Ia turut mengkritisi pertimbangan hukum dalam Putusan PN Medan Nomor 540/Pdt.G/2019/PN Medan, khususnya terkait pembuktian alas hak kepemilikan.
“Penggugat wajib membuktikan gugatannya. Namun dalam pertimbangan hukum, penggugat hanya menghadirkan somasi dan surat-surat terdahulu tanpa membuktikan alas hak kepemilikan sebagaimana didalilkan,” ujarnya.
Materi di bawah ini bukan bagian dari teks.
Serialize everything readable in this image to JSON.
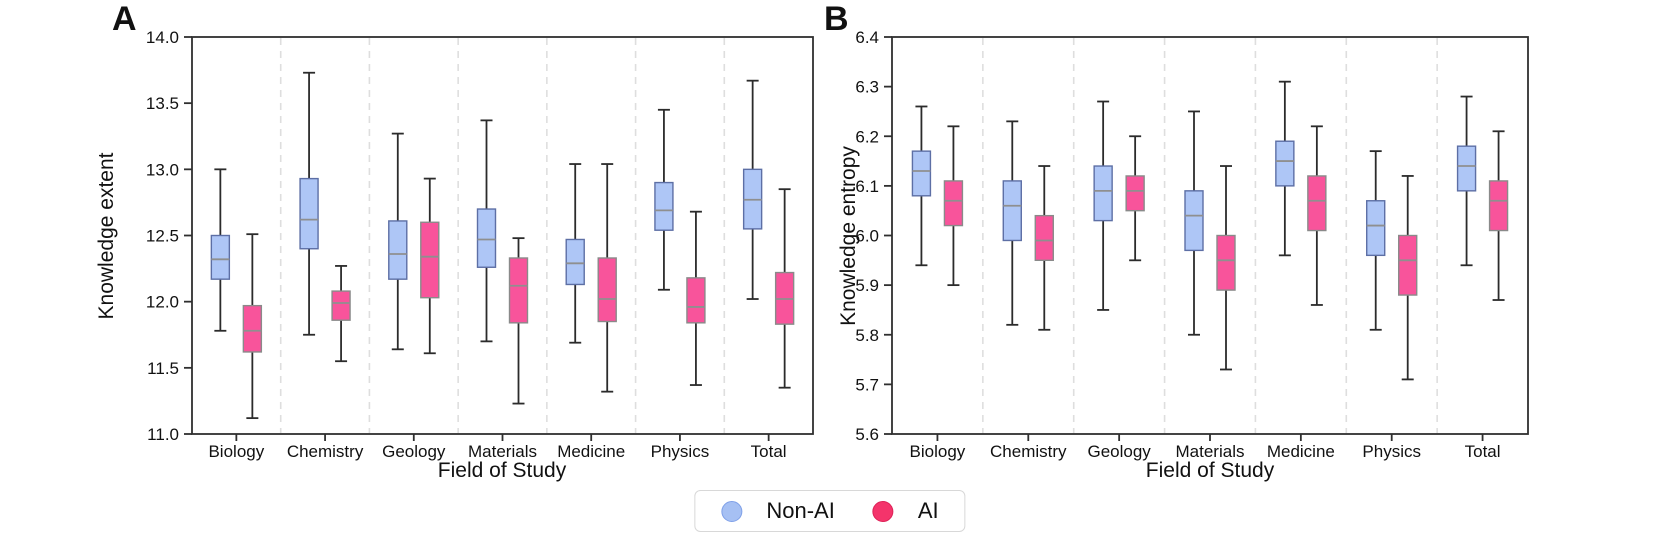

Sa’i berharap aparat penegak hukum dapat lebih berhati-hati dan menjunjung tinggi asas pembuktian dalam menjalankan tugas.
“Tegakkan hukum meskipun langit runtuh. Namun jika tidak ada bukti dan tidak ada saksi, jangan memberikan keputusan,” tegasnya.
Sementara itu, suami Tjut Rika, Mahadi Poetra Pasaribu, menjelaskan bahwa pinjaman awal dari Bank Syariah Mandiri sebesar Rp200 juta hanya diterima Rp180 juta setelah potongan administrasi. Cicilan berjalan lancar selama setahun sebelum usaha mereka mengalami kesulitan.
Mahadi mengaku terkejut setelah mengetahui adanya akta jual beli atas namanya dan rekannya, Herlina Purba, yang dibuat di hadapan notaris Pigolo, tanpa pernah ia pahami atau terima salinannya.